While PAC is an invaluable means of transporting integrated information, which is crucial for brain function in the fast-changing everyday environment, excessive PAC has been linked to several neurodegenerative and neuropsychiatric disorders [39].
In Parkinson’s disease, an increase in gamma and beta phase-amplitude coupling has been observed. These observations were first made using invasive techniques for detecting changes in brain states [52,53] and have recently been confirmed in non-invasive EEG recordings [17,34]. A pathological increase in beta–gamma PAC has been found in the STN, over the primary motor cortex, and the sensorimotor cortex, as well as in the interaction between these areas [34,54]. Excessive beta–gamma PAC over the motor cortex is thought to trap the underlying neuronal populations in an inflexible pattern of activity, leading to difficulties in movement, initiation, and execution [55]. For example, rigidity and dystonia have been correlated with increases in beta–gamma PAC [55], while the increase in PAC during walking trials has been associated with the occurrence of FOG [18]. In relation to beta synchrony increases, bradykinesia and dystonia have been correlated with pathological beta bursts, transient events of high amplitude beta oscillations [56]. These findings indicate the intricate dynamics underlying PD motor pathology and state that no single mechanism can be attributed to the sum of motor deficits in PD patients, warranting further investigation.
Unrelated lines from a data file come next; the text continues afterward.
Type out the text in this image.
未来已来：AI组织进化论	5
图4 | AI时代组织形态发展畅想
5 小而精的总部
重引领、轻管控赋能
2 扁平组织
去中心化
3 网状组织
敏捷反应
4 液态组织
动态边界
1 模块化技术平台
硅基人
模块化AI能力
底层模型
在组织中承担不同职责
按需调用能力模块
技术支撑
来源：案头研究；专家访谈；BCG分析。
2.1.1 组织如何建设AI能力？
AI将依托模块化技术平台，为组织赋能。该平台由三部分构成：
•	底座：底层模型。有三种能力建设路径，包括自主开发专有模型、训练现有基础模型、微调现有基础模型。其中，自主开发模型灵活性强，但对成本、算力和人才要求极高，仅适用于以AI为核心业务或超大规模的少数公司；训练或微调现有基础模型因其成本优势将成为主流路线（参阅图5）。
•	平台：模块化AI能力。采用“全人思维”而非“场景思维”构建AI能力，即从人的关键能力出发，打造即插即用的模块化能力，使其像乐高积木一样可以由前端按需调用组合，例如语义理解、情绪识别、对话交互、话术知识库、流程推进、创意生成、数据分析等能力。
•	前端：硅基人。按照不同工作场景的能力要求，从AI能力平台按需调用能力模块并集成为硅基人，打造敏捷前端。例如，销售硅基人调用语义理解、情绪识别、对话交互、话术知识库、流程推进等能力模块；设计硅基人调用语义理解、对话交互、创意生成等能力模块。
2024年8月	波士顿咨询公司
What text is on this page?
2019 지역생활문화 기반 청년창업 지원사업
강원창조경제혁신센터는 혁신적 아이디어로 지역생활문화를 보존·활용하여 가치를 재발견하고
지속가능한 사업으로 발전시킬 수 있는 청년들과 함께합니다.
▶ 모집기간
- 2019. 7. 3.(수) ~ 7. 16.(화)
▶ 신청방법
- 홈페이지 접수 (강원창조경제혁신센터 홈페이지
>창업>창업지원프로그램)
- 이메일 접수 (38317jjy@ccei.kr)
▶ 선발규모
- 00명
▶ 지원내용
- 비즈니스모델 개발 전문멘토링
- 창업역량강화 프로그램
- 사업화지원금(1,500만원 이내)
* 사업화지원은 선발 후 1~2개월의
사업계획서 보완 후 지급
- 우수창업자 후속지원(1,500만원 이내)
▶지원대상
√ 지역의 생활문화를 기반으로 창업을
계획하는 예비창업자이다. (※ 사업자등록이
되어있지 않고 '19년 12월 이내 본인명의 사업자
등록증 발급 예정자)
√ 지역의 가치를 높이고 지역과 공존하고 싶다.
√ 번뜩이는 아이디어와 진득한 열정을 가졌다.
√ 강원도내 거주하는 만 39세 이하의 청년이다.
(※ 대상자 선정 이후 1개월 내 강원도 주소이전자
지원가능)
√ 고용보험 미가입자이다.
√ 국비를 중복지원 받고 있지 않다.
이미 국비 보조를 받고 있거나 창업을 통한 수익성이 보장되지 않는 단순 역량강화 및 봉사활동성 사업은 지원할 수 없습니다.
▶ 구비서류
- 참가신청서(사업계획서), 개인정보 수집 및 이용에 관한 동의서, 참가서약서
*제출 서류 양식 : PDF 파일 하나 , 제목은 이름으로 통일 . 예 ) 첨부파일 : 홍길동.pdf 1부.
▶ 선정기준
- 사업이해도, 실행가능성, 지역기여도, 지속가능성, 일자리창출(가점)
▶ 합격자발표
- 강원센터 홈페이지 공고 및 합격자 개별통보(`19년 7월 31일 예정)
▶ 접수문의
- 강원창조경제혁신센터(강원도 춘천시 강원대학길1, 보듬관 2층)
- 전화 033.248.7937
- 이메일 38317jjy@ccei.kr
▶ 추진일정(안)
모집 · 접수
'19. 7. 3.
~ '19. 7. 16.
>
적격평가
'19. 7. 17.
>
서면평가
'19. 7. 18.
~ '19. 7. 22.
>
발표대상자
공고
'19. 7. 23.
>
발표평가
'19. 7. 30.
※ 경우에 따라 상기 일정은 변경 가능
Currently, five studies (for more details, please see Table 1) present findings of EEG-detected beta–gamma PAC in Parkinson’s disease, providing reliable groundwork for exploring the role of PAC in PD pathology [13,16,17,34,50]. Three of these studies present data from resting state recordings [16,34,50], one provides a comparison of resting state and movement recordings [17], and one presents data from recordings made during repetitive movements [13]. One study [17] mentioned controlling patient inclusion criteria based on the presence of tremors (resting tremor score > 1), while two studies [13,34] mentioned a tremor-based exclusion for patients with significant tremors (resting tremor score ≥ 2). In all studies mentioned, tremors were assessed using UPDRS III.
All studies investigating beta–gamma PAC present a statistically significant increase in beta and gamma PAC in PD patients off medications compared to healthy participants, which was localized over the sensorimotor electrodes. One study, focusing on the spatial distribution of PAC, determined six areas of interest in which beta–gamma PAC was significantly increased. The highest increase was observed over the premotor cortex, with regions of interest (ROIs) also composed of the inferior frontal cortex, dorsolateral prefrontal cortex, primary motor cortex, and Brodmann’s area 1, 2, and 3 (primary somatosensory cortex and primary sensorimotor complex), when considering both hemispheres. When considering separate hemispheres, no regions of interest reached statistical significance in the ipsilateral hemisphere to the more affected side of the hemibody. Every ROI but the inferior frontal cortex reached statistical significance on the contralateral side of the affected hemibody [34]. Another study reports a significant increase in PAC on the contralateral but not the ipsilateral hemisphere to the more affected side of the body, while others made no such comparisons [17].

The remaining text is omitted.